Māori-owned Sealord’s CE Doug Palin called the agreement a win for the fishing industry and that a lack of agreements with the UK and European Union has harmed the fishing industry.
“Species like squid and southern blue whiting, which we sell a lot of at the moment into those areas, attract a very high tariff so it means we are very uncompetitive with other countries. It will make a big difference to Sealord and to Māori by being able to get more of the profit that typically we have to spend on tariffs,” he says.
New Zealand’s dairy and red meat sectors will see increasing benefits over the next 20 years until being fully liberalised. Tariffs on butter and cheese exports to the UK would be eliminated over six years, beef after 10 years, and sheepmeat after 20 years.
In return, all tariffs on UK products entering New Zealand will be removed from day one of the agreement. While this signals good news for New Zealand industry, it poses some challenges for the long-term both here and abroad. British farmers have decried the agreement, pointing out their local industry will now be pitted against some of the most competitive and focused export growers and farmers in the world, according to Farmers Weekly in the UK.
It will be months before the agreement is formalised, first having to go through scrutiny by the Trade and Agriculture Commission in the UK and waiting for legislation to be passed to allow this agreement to be ratified. Here in New Zealand, we also face hurdles to realising the full benefits of the agreement in the short-term. The yet-to-be announced requirements of the Emissions Reduction Plan will impact on production and export across all sectors, but it’s expected to hit agriculture, horticulture and manufacturing hard and sooner than tariffs will ease.
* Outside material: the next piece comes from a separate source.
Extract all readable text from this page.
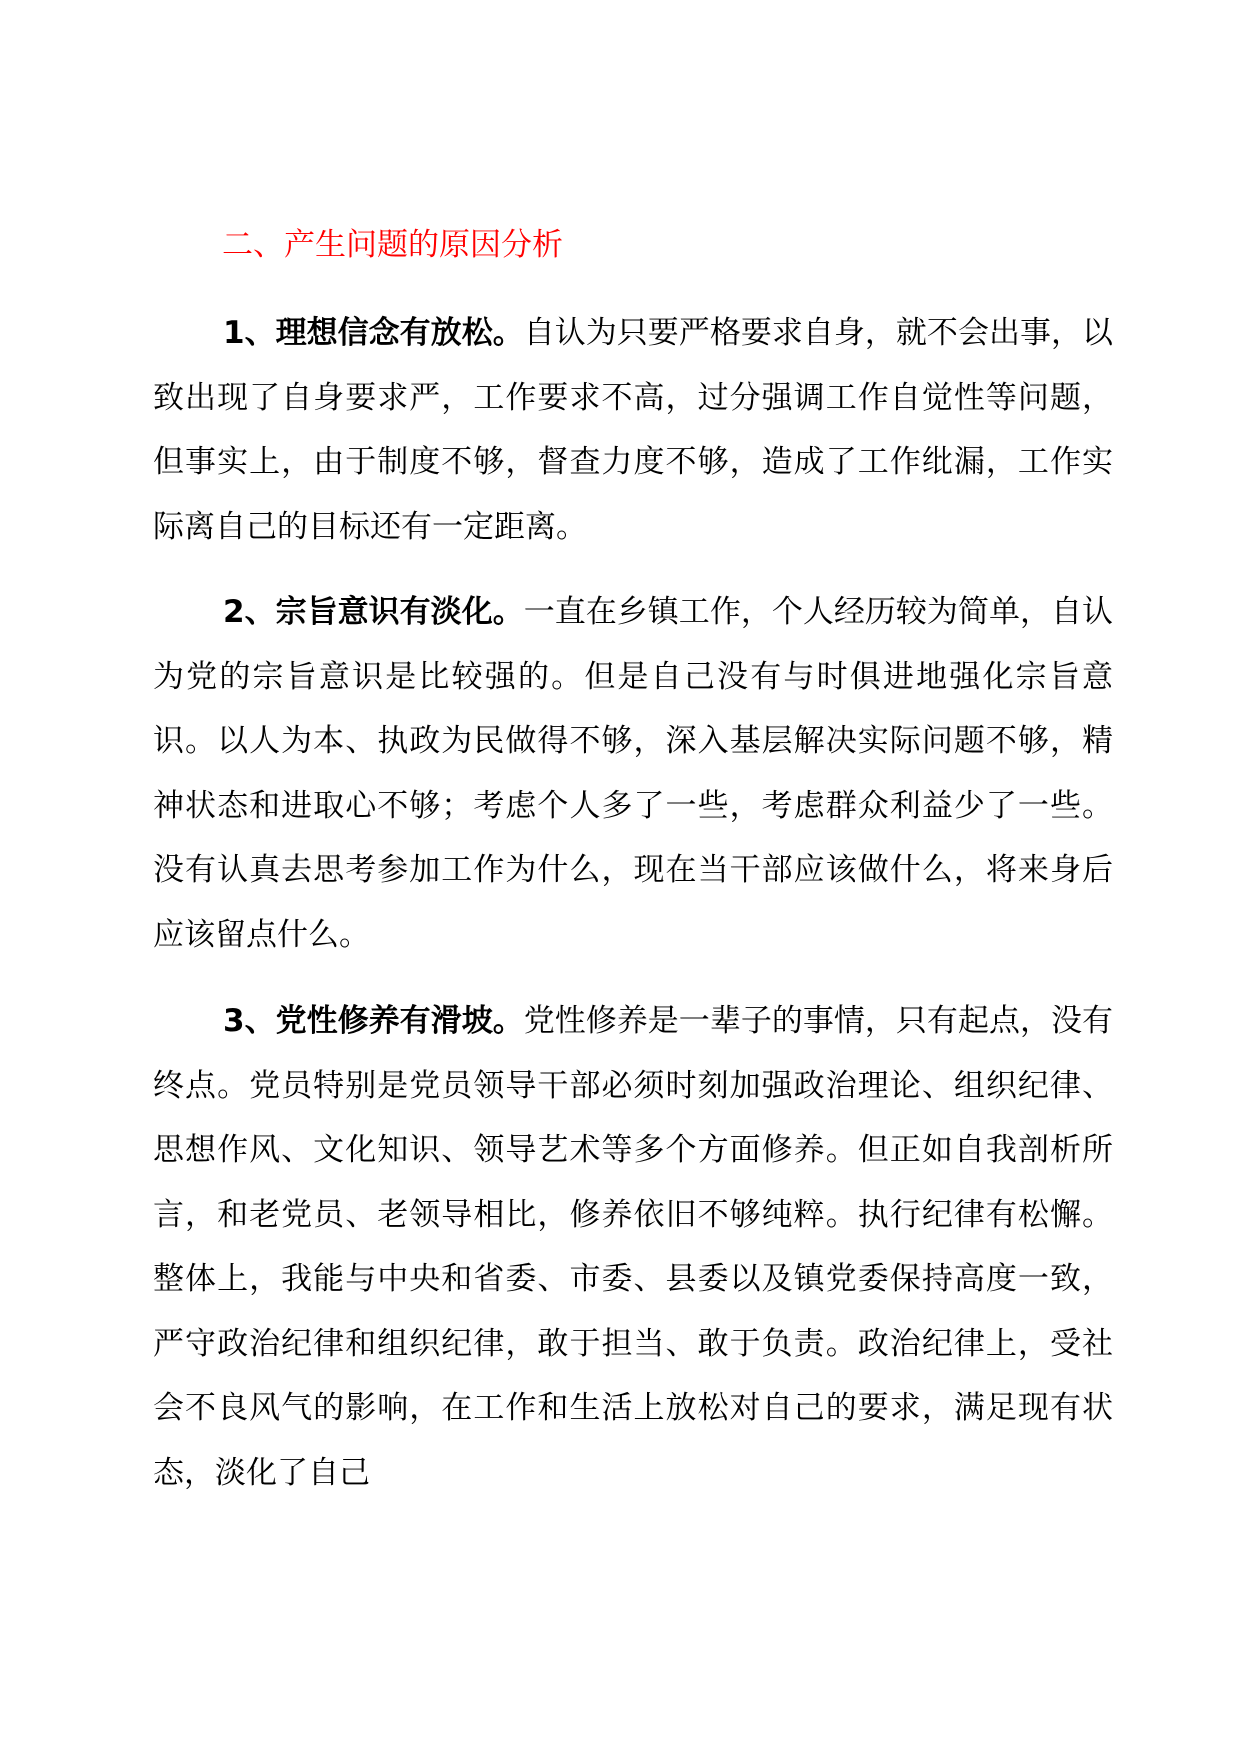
二、产生问题的原因分析

1、理想信念有放松。自认为只要严格要求自身，就不会出事，以致出现了自身要求严，工作要求不高，过分强调工作自觉性等问题，但事实上，由于制度不够，督查力度不够，造成了工作纰漏，工作实际离自己的目标还有一定距离。

2、宗旨意识有淡化。一直在乡镇工作，个人经历较为简单，自认为党的宗旨意识是比较强的。但是自己没有与时俱进地强化宗旨意识。以人为本、执政为民做得不够，深入基层解决实际问题不够，精神状态和进取心不够；考虑个人多了一些，考虑群众利益少了一些。没有认真去思考参加工作为什么，现在当干部应该做什么，将来身后应该留点什么。

3、党性修养有滑坡。党性修养是一辈子的事情，只有起点，没有终点。党员特别是党员领导干部必须时刻加强政治理论、组织纪律、思想作风、文化知识、领导艺术等多个方面修养。但正如自我剖析所言，和老党员、老领导相比，修养依旧不够纯粹。执行纪律有松懈。整体上，我能与中央和省委、市委、县委以及镇党委保持高度一致，严守政治纪律和组织纪律，敢于担当、敢于负责。政治纪律上，受社会不良风气的影响，在工作和生活上放松对自己的要求，满足现有状态，淡化了自己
The UK was New Zealand’s seventh largest trading partner pre-COVID, with two-way trade worth $6 billion to March 2020. The pandemic has certainly impacted that trading relationship from shipping to manufacturing challenges – The Feed has reported on the UK’s ongoing shortage of New Zealand wine, due to harvest and vintage issues. In the context of an export market that needs radical change when it comes to reliance on fossil fuels for goods transportation, greater climate impact on vintages and the medium-term impact of pandemic recovery – disappearing tariffs may mean little benefit in the short term.
Still, Damien O’Connor remains optimistic: “We are aiming for this historic agreement to enter into force by the end of 2022, after both partners have ratified the agreement through our respective parliaments.”
“By removing tariffs and other barriers that have limited the growth of our goods and services trade, as well as our investment connections, our exporters and businesses can now enter a new era of market access, levelling the playing field with the UK’s other trading partners. Over 290 environmentally beneficial products have been prioritised for tariff elimination – the largest environment goods list ever agreed in the world for an FTA.”